Chinese stocks marked the start of the new year by getting frozen before they got absolutely obliterated due to the sharp fall in the wake of adisappointing manufacturing PMI reportfor December andfurther weakening in the Chinese yuan.
After 45 minutes of trade, the benchmark Shanghai Composite index was down 3.38%, and was down more than 4% earlier in the session. However, by the close of the trading session, China’s blue-chip stock index — the CSI 300 — fell by 7%. That’s the worst trading day in four months.
Overall, Shanghai fell by 6.86% by market close.
After 2015’s dramatic Chinese stock market volatility, where more than $5 trillion was erased from global stocks since China unexpectedly devalued its currency in August, the government installed a 15 minute circuit-breaker mechanism that triggers a trading suspension if the CSI 300 index falls by at least 5%. If after trading has resumed and stocks fall by 7%, it will halt trading for the rest of the day.
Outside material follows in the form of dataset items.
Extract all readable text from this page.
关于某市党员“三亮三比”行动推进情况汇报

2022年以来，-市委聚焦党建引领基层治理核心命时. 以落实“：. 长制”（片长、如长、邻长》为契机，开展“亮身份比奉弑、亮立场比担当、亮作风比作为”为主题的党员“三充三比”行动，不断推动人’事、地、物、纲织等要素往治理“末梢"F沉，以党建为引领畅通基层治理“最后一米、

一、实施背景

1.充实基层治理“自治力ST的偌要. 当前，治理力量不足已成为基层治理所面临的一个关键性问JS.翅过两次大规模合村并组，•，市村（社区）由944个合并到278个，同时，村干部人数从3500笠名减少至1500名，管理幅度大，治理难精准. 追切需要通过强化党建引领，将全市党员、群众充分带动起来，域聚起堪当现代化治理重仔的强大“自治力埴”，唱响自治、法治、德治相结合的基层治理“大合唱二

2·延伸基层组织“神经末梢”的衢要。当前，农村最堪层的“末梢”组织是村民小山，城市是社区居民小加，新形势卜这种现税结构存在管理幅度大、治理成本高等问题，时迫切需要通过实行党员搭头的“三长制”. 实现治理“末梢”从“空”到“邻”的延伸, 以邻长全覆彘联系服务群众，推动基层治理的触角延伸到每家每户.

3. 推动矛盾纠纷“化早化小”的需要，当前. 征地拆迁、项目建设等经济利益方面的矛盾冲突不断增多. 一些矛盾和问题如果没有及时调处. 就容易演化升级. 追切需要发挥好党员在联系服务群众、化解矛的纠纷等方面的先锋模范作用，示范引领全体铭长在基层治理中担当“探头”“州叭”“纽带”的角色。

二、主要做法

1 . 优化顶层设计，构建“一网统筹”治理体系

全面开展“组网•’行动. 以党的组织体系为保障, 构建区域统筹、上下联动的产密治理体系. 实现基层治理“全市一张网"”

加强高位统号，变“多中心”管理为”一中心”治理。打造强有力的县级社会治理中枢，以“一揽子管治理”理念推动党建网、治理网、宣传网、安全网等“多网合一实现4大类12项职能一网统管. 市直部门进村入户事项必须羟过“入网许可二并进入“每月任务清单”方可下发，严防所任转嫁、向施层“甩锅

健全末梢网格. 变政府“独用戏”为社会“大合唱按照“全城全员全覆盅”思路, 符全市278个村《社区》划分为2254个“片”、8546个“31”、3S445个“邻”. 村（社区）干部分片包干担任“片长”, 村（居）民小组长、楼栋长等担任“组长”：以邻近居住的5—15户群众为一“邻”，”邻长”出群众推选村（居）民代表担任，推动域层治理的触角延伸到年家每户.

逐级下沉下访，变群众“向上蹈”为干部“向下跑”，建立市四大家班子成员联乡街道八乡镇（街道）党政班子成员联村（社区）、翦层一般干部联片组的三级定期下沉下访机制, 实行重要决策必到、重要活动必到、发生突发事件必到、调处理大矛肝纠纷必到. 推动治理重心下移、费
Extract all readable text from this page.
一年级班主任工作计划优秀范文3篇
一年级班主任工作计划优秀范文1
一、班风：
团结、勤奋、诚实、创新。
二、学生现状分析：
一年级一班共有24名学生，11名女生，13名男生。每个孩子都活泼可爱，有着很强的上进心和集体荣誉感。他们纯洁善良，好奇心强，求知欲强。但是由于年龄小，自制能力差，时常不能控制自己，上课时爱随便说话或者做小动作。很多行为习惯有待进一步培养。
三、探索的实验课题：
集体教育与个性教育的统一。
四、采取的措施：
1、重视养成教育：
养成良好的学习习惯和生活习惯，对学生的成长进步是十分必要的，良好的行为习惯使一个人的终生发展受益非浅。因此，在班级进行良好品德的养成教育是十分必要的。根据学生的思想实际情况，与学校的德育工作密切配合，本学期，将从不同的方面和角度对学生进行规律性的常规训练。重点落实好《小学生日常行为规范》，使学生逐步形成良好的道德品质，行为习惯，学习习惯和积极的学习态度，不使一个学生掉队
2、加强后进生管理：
David Buik, an analyst at City broker Panmure Gordon told BBC Radio 4’s Today programme this morning that “China has been smouldering now, for some months.” He also added that while the country’s stock market doesn’t really follow economic trends, it’s worrying for the rest of the world because of the indication of growth figures.
Activity levels across small and medium sized manufacturing firms in China ended 2015 as they began — contracting.
The latest Caixin-Markit manufacturing PMI fell to 48.2 in December, below the 48.6 level of November and expectations for an increase to 49.0.
Buik also believes that China’s economic growth is a lot worse than the government is letting on. The official annual growth figure is at 7% however Buik “humbly suggests” that 3% growth is more accurate.
Meanwhile, Zhu Bin, an analyst at Southwest Securities in Shanghai told the Financial Times that “with the overall economy not showing much sign of recovery, the market just rotated through various popular themes at the end of last year, but those are now played out.”
“The circuit breaker mechanism is an artificial interruption of the market correction, and it may actually strengthen the impact of the correction.”